3.4. Relay Redeployment After Failures

With K = 5 , connectivity was typically restored with 2–3 relays (median = 2, IQR = 2–3), while coverage remained largely unaffected. Figure 6b. reports the ablation results: the multi-pack mechanism produces the largest benefit (≈25% loss reduction), with neuro-adaptive and entropy modules improving stability and diversity; role-based dynamics aid reconnection and migration reduces variance, together yielding balanced coverage–connectivity. Greedy bridging required only a few relays, as optimized layouts already aligned sensors along resilient corridors. Minor static penalties from relay overlap were offset by connectivity gains (Figure 6c), with overall coverage and fitness improving after relay insertion (Figure 6d).
Figure 6. Relays bridge nearest inter-component gaps; few relays suffice. Purple shaded disks represent the communication ranges of alive sensors (conceptually shown as white hollow circles in the system model). insertion and ablation results: (a) ablation impact; (bd) relay effects on topology and metrics. (a) Ablation: composite fitness (left) and coverage/connectivity (right). (b) Connectivity rises with minimal coverage change; fitness improves. (c) Relays bridge nearest inter-component gaps; few relays suffice. Purple shaded disks represent the communication ranges of alive sensors (conceptually shown as white hollow circles in the system model). (d) Scenario-level coverage, connectivity, and fitness (pre/post relays).
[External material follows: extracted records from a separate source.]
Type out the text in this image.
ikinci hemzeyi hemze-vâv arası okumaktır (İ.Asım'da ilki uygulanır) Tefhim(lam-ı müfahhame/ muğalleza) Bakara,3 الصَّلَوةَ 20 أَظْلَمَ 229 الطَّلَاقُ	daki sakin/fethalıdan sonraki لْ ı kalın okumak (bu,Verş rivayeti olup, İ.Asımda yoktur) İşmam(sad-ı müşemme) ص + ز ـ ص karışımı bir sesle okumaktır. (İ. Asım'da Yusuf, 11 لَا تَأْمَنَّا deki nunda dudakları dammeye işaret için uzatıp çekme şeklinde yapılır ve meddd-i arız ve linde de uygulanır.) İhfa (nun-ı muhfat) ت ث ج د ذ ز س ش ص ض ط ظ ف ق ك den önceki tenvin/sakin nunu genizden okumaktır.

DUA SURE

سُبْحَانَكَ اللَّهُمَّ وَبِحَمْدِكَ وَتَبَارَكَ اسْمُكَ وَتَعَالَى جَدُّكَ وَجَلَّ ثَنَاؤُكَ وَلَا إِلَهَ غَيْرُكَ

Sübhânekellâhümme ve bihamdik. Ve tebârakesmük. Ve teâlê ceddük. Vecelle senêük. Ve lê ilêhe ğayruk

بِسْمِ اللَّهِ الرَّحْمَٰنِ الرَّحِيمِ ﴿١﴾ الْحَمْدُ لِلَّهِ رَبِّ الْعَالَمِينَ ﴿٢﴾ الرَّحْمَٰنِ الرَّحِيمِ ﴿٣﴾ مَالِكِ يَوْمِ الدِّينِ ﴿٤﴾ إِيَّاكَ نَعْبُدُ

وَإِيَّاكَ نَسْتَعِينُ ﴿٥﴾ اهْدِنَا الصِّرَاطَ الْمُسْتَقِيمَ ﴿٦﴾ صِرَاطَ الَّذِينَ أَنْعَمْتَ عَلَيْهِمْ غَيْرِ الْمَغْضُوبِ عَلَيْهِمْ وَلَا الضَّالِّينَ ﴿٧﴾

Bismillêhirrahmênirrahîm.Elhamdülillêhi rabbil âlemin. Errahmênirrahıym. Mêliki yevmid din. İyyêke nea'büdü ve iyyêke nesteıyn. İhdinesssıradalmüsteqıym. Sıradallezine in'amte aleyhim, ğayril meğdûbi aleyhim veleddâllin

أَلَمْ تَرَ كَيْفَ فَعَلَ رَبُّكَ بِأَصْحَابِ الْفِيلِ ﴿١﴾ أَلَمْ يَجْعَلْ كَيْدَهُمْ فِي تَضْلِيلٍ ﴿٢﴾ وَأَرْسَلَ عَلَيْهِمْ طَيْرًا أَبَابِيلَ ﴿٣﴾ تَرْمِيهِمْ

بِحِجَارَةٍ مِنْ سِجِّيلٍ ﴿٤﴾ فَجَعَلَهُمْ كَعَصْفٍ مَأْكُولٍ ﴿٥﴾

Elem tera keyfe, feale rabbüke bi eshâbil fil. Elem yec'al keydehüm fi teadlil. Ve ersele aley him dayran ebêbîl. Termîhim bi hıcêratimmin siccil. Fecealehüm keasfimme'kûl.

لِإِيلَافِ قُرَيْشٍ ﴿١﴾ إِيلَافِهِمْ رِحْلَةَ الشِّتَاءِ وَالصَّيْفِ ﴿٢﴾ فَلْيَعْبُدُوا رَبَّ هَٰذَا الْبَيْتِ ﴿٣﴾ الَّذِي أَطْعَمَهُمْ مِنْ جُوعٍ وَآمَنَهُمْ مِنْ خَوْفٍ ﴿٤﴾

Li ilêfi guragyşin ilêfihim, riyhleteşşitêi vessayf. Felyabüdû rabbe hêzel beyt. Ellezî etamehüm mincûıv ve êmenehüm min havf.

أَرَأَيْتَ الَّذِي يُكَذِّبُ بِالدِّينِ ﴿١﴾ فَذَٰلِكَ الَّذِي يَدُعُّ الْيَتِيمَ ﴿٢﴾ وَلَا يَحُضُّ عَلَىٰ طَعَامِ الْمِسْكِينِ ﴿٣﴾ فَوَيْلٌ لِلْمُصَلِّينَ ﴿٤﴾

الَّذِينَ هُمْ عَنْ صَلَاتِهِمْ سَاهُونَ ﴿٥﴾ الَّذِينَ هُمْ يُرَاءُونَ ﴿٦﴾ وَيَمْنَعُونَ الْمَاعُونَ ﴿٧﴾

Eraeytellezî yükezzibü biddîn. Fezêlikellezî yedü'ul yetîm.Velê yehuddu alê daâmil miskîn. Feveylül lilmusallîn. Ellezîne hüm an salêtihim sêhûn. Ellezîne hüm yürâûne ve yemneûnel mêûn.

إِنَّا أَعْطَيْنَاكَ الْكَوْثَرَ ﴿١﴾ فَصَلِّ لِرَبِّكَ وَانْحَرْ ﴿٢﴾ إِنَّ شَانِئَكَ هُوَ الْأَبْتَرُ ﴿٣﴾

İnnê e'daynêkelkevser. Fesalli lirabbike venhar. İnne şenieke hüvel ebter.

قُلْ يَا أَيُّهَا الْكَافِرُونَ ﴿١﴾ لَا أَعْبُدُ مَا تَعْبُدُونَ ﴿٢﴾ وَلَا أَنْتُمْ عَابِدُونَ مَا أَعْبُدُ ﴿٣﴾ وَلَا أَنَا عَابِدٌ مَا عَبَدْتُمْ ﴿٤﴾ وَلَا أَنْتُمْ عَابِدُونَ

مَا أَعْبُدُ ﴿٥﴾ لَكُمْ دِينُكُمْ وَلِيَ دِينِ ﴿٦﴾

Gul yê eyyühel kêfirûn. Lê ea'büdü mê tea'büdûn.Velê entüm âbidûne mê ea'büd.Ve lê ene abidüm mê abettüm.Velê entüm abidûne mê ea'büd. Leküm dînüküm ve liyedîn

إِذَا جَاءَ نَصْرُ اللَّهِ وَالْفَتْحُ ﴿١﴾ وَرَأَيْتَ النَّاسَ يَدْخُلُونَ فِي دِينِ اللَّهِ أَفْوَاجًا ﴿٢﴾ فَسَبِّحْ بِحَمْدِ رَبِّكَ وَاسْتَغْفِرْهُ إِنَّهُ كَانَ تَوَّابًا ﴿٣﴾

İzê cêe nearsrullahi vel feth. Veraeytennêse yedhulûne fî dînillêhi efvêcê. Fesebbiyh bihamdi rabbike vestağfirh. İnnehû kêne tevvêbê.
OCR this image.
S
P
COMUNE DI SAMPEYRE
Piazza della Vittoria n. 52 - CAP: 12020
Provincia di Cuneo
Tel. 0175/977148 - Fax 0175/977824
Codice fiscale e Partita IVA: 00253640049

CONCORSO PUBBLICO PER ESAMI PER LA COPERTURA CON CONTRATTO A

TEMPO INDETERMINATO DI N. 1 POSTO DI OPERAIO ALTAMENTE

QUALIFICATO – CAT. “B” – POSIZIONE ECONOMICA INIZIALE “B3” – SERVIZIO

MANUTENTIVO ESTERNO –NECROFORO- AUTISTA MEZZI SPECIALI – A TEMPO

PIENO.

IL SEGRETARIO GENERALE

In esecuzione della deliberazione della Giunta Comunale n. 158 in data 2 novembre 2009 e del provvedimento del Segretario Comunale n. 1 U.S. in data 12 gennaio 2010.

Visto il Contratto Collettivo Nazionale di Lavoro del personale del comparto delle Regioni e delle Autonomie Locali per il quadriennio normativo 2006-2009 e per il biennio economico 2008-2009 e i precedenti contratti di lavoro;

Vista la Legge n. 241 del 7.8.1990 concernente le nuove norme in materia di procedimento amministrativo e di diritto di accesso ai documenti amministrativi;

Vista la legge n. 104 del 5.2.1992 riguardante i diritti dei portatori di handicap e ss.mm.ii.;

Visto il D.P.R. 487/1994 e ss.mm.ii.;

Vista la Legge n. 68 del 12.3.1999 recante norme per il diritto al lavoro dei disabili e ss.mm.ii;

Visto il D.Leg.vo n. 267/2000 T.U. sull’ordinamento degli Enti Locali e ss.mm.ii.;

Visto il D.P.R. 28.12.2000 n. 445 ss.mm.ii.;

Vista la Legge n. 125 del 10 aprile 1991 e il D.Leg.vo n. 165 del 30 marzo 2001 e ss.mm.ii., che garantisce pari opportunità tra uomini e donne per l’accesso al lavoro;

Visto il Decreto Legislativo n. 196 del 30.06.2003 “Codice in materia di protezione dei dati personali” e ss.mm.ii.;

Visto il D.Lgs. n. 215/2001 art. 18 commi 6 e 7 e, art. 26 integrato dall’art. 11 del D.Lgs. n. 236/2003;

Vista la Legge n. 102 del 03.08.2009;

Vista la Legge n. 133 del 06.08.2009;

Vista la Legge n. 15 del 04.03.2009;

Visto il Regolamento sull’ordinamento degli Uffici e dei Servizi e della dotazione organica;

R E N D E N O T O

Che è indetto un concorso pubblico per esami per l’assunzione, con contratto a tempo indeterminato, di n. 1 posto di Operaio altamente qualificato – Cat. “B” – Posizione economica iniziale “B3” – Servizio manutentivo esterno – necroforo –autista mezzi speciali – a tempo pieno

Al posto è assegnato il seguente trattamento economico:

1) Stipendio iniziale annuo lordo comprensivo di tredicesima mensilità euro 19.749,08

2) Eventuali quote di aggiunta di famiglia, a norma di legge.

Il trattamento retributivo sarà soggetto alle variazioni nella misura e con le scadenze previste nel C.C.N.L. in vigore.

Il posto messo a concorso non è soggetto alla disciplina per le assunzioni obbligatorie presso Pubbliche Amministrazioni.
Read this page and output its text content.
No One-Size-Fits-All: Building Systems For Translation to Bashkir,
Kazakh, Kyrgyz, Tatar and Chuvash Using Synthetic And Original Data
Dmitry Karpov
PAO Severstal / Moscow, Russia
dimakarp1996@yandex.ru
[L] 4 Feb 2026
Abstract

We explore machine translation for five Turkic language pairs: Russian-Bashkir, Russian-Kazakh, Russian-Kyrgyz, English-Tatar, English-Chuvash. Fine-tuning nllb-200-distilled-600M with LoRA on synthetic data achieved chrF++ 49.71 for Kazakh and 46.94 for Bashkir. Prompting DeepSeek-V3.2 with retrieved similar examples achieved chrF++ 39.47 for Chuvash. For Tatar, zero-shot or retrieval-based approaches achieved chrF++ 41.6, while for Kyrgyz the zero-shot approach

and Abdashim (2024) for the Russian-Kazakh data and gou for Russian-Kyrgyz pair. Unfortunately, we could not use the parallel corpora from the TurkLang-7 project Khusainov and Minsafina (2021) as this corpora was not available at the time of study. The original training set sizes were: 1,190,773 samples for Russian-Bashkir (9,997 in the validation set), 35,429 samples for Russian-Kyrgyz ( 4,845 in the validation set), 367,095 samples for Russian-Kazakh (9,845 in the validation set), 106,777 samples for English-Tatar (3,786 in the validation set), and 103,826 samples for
4. Conclusions and Future Work

Conclusions. Connectivity drives robustness. DMPA–GWO++ achieves the best mean fitness (0.42 ± 0.05; 200 trials) and strong coverage/connectivity (0.91 ± 0.02, 0.88 ± 0.03), converging in <50 iterations. With K = 5, typically 2–3 relays restore links. Guideline: build connectivity-aware backbones and retain spares for targeted repair.
Future work. (i) Couple robustness with energy/traffic (lifetime, QoS); (ii) model path-loss/terrain and correlated/targeted failures; (iii) multi-objective Pareto (coverage, connectivity, energy, relay cost); (iv) co-design sensors+relays and use variance-reduction for faster estimates; (v) scale (n = 50–100), enable online/decentralized reconfiguration, and validate on-farm.

Author Contributions

Conceptualization, A.K.; methodology, A.K.; investigation and results, A.K. and K.S.; writing—original draft preparation, A.K. and L.V.; writing—review and editing, A.K. and L.V.; supervision and guidance, K.J. All authors have read and agreed to the published version of the manuscript.

Funding

This research received no external funding.

Institutional Review Board Statement

Not applicable.

Data Availability Statement

Data are contained within the article.

Acknowledgments

The authors wish to acknowledge that this research was carried out at the International Institute of Information Technology (IIIT), Naya Raipur, Chhattisgarh, India. The authors are grateful to the institute for providing the necessary infrastructure and supportive environment for this work.

Conflicts of Interest

The authors declare no conflicts of interest.